La marque de Lagardère Entertainment pourrait-elle être plus visible?

T.C. Non, car nous faisons du B to B. Nos marques, ce sont nos programmes. Certes, le nom de Lagardère Entertainment est devenu un label, mais uniquement auprès des professionnels. Le public connait la série Borgia, mais l'associe à Canal+. En Italie, c'est avec Sky. Le diffuseur est la marque-ombrelle des marques programme.


Sur quels territoires comptez-vous vous développer?

T.C. Avant tout sur le numérique. Sinon, nous allons aussi nous développer à l'international. Non pas en ouvrant des bureaux, mais en nouant des partenariats locaux. Nous en discutions il n'y a pas longtemps en Israël, et nous allons signer avec des scandinaves. L'Europe est un territoire extraordinaire. Nous aurons besoin de toutes les forces disponibles face à la télévision connectée qui, quand elle sera effective, permettra probablement aux studios de commercialiser directement leurs œuvres.


Allez-vous développer des webséries?

T.C. La websérie est une allumette qui va s'éteindre aussi vite qu'elle s'est allumée. C'est une transposition simplifiée du monde de la télévision au monde numérique. En revanche, on peut construire des univers autour d'une marque. Nous sommes des raconteurs d'histoires, des créateurs d'émotions. Une marque grand public ou une institution ont des problèmes de communication interne ou externe. Notre métier, c'est de parler au grand public mais aussi à des populations plus spécifiques.


Que représente le MIP TV pour vous?

T.C. C'est un rendez-vous nécessaire, où nous rencontrons tous nos clients et nos contacts. Ce n'est pas là-bas que l'on monte les choses, mais dans les semaines qui le précèdent.
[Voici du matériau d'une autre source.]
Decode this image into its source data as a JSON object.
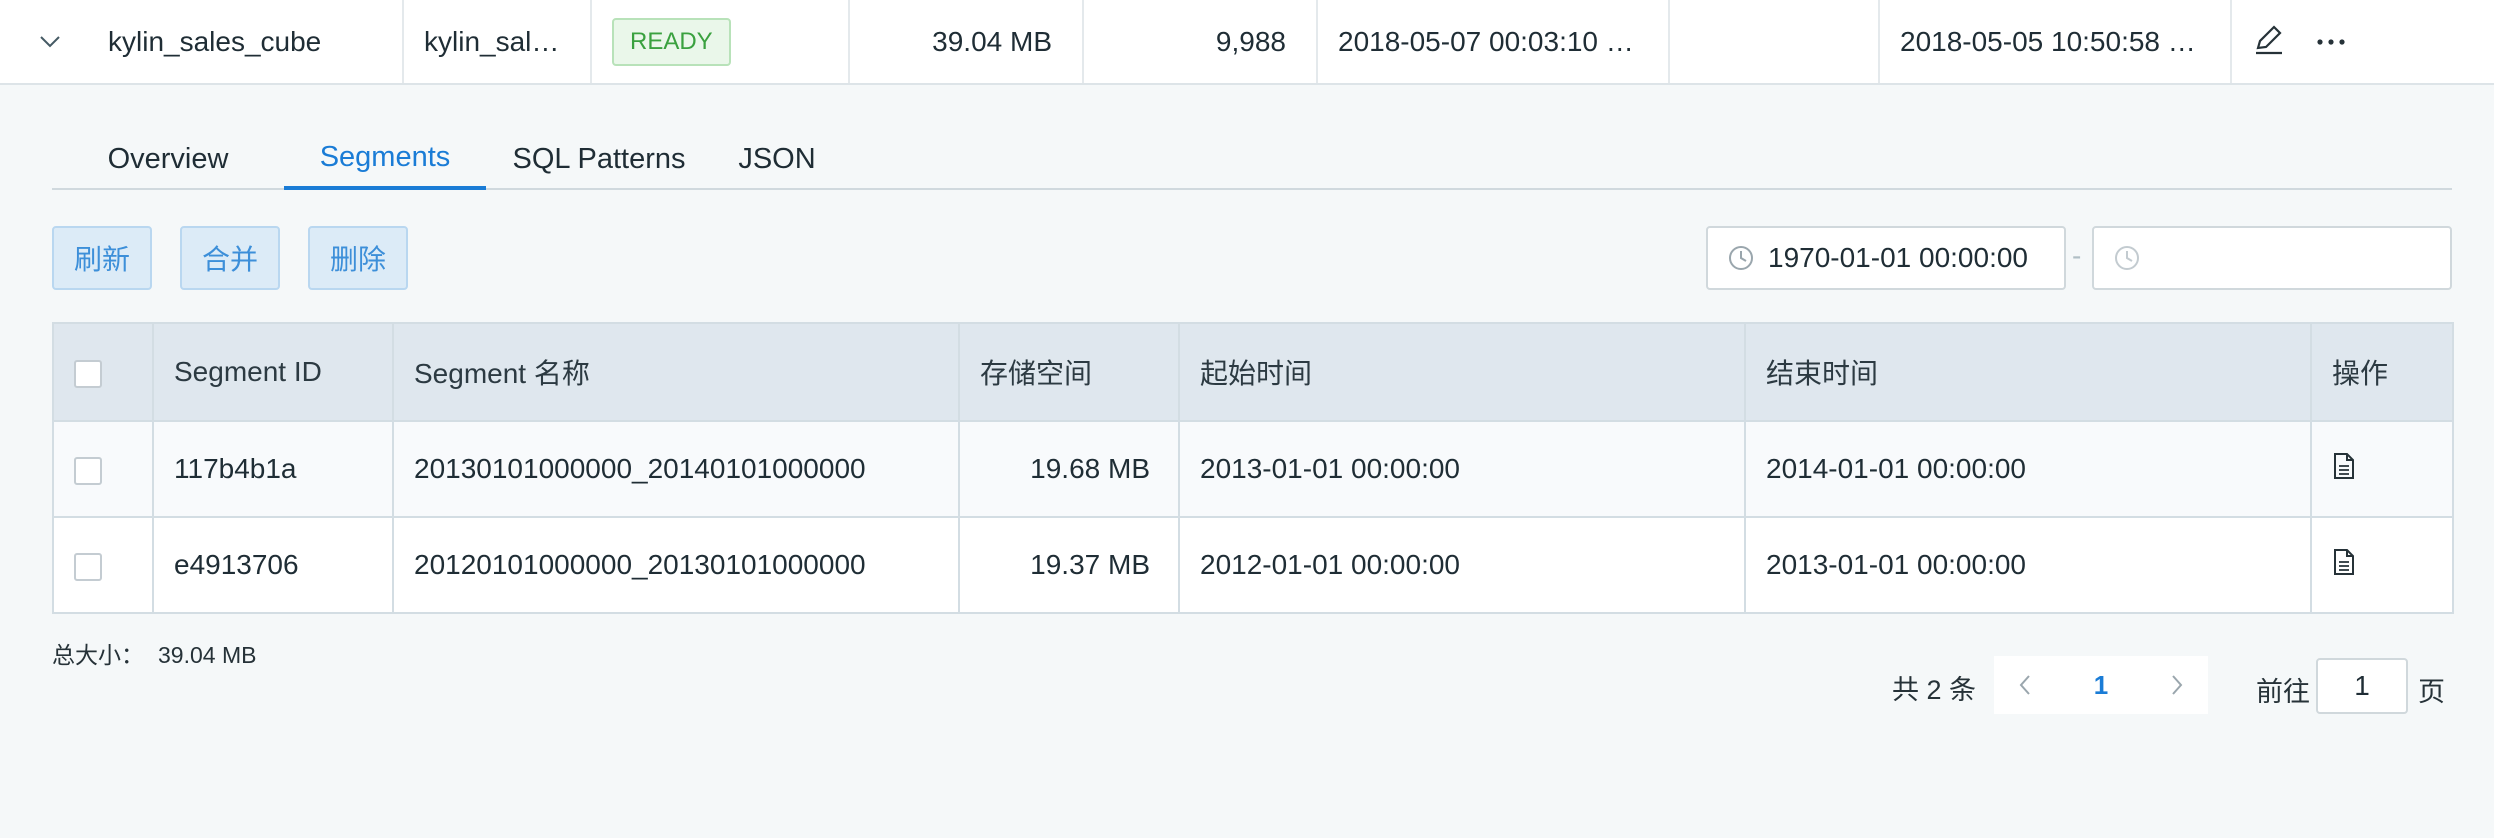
{
  "cube": {
    "name": "kylin_sales_cube",
    "model": "kylin_sal…",
    "status": "READY",
    "size": "39.04 MB",
    "rows": "9,988",
    "last_build": "2018-05-07 00:03:10 …",
    "empty": "",
    "last_modified": "2018-05-05 10:50:58 …",
    "edit_icon": "pencil-icon",
    "more_icon": "ellipsis-icon"
  },
  "tabs": [
    {
      "label": "Overview",
      "active": false
    },
    {
      "label": "Segments",
      "active": true
    },
    {
      "label": "SQL Patterns",
      "active": false
    },
    {
      "label": "JSON",
      "active": false
    }
  ],
  "toolbar": {
    "refresh": "刷新",
    "merge": "合并",
    "delete": "删除"
  },
  "date_filter": {
    "start": "1970-01-01 00:00:00",
    "separator": "-",
    "end": ""
  },
  "table": {
    "headers": [
      "Segment ID",
      "Segment 名称",
      "存储空间",
      "起始时间",
      "结束时间",
      "操作"
    ],
    "rows": [
      {
        "id": "117b4b1a",
        "name": "20130101000000_20140101000000",
        "size": "19.68 MB",
        "start": "2013-01-01 00:00:00",
        "end": "2014-01-01 00:00:00"
      },
      {
        "id": "e4913706",
        "name": "20120101000000_20130101000000",
        "size": "19.37 MB",
        "start": "2012-01-01 00:00:00",
        "end": "2013-01-01 00:00:00"
      }
    ]
  },
  "footer": {
    "total_label": "总大小：",
    "total_value": "39.04 MB",
    "pager_total": "共 2 条",
    "current_page": "1",
    "goto_label": "前往",
    "goto_value": "1",
    "goto_suffix": "页"
  },
  "colors": {
    "accent": "#1a7cd6",
    "ready_green": "#3aa13f",
    "toolbar_button_bg": "#dcebf7"
  }
}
Au MIP on essaye de les concrétiser ou de les consolider. Personnellement je voyage beaucoup, c'est toujours un endroit où l'on a un emploi du temps chronométré, parce que en trois ou quatre jours, on rencontre quasiment tout l'audiovisuel mondial. Et puis on y voit les tendances, même si elles sont schématiques. Notre métier est en profonde mutation comme il ne l'a jamais été que pendant ces dernières années. C'est excitant pour des producteurs comme nous. Cela ne veut pas dire que la tâche est facile, mais elle est très complexe et par-dessus tout elle est enthousiasmante.